Betsy packs her supplies – a wool cloak, a knife – and scratches a note for her father with white chalk on a piece of slate. She whistles for her horse, telling her “We’re riding for freedom,” and then fords across the cold water of the river. The night air is cold as she rides through the forest, and after many miles she explains her mission to a ferry boat owner, and begs for a ride across the river.

“You’re a pepper pot, Betsy Dowdy,” he says, and it is a very exciting story. The book’s illustrations are very colorful, sometimes filled with bright and engaging yellows and sometimes with dark, moody purples and blues. Illustrator Marjorie Priceman had already won two Caldecott Honor awards, and her simple style is fun and effective. As Betsy leaves the ferryman, she’s shown galloping again through the purple night-forest of North Carolina.

“Liberty is our dream,” says the ferryman, and Betsy repeats the word to comfort herself. She sees a snarling fox, and she’s even knocked off her horse by a tree branch. But her horse neighs for attention, and she takes it as a sign to continue.

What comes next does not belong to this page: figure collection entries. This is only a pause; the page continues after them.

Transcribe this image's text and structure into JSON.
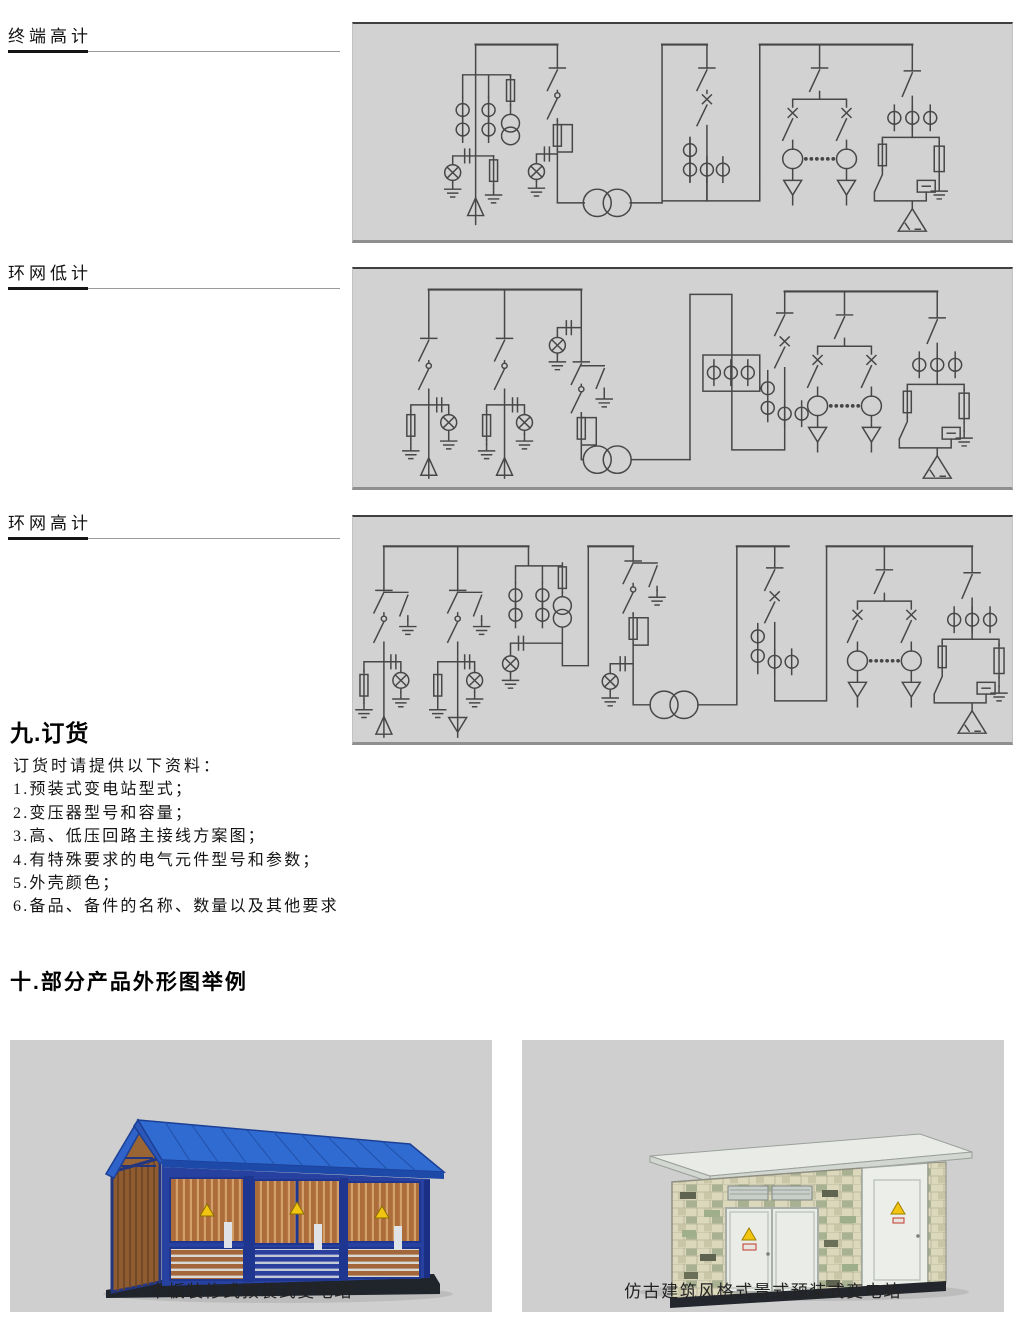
{
  "sections": {
    "schematics": [
      {
        "label": "终端高计"
      },
      {
        "label": "环网低计"
      },
      {
        "label": "环网高计"
      }
    ],
    "ordering": {
      "title": "九.订货",
      "intro": "订货时请提供以下资料：",
      "items": [
        "1.预装式变电站型式；",
        "2.变压器型号和容量；",
        "3.高、低压回路主接线方案图；",
        "4.有特殊要求的电气元件型号和参数；",
        "5.外壳颜色；",
        "6.备品、备件的名称、数量以及其他要求"
      ]
    },
    "products": {
      "title": "十.部分产品外形图举例",
      "items": [
        {
          "caption": "木板装修式预装式变电站"
        },
        {
          "caption": "仿古建筑风格式景式预装式变电站"
        }
      ]
    }
  },
  "schematic_symbols": [
    "disconnector-switch",
    "load-break-switch",
    "fuse",
    "current-transformer",
    "voltage-transformer",
    "power-transformer",
    "surge-arrester",
    "earth-ground",
    "indicator-lamp",
    "capacitor-tap",
    "delta-winding",
    "cable-termination"
  ],
  "colors": {
    "panel_background": "#d2d2d2",
    "panel_top_border": "#3f3f3f",
    "panel_bottom_border": "#8f8f8f",
    "schematic_line": "#474747",
    "photo_background": "#cfcfcf",
    "substation1_frame_blue": "#26419f",
    "substation1_roof_blue": "#2f6bd0",
    "substation1_wood": "#ad6d3a",
    "substation2_brick": "#dcd8bc",
    "substation2_brick_green": "#a8b292",
    "warning_yellow": "#f2c511",
    "base_dark": "#23262c"
  }
}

And eventually an orange light rises as she reaches the militia rebels’ camp.

This would be a great book for children, because it makes the American revolution accessible to even the youngest readers. (At the general’s camp, there’s even the flag with a snake labeled Don’t Tread On Me.) It’s got everything you could want in a children’s picture book – it’s fun, it’s exciting, and it’s brightly-illustrated.

It teaches a lesson about perseverance, and about history – but it’s also just a really great read.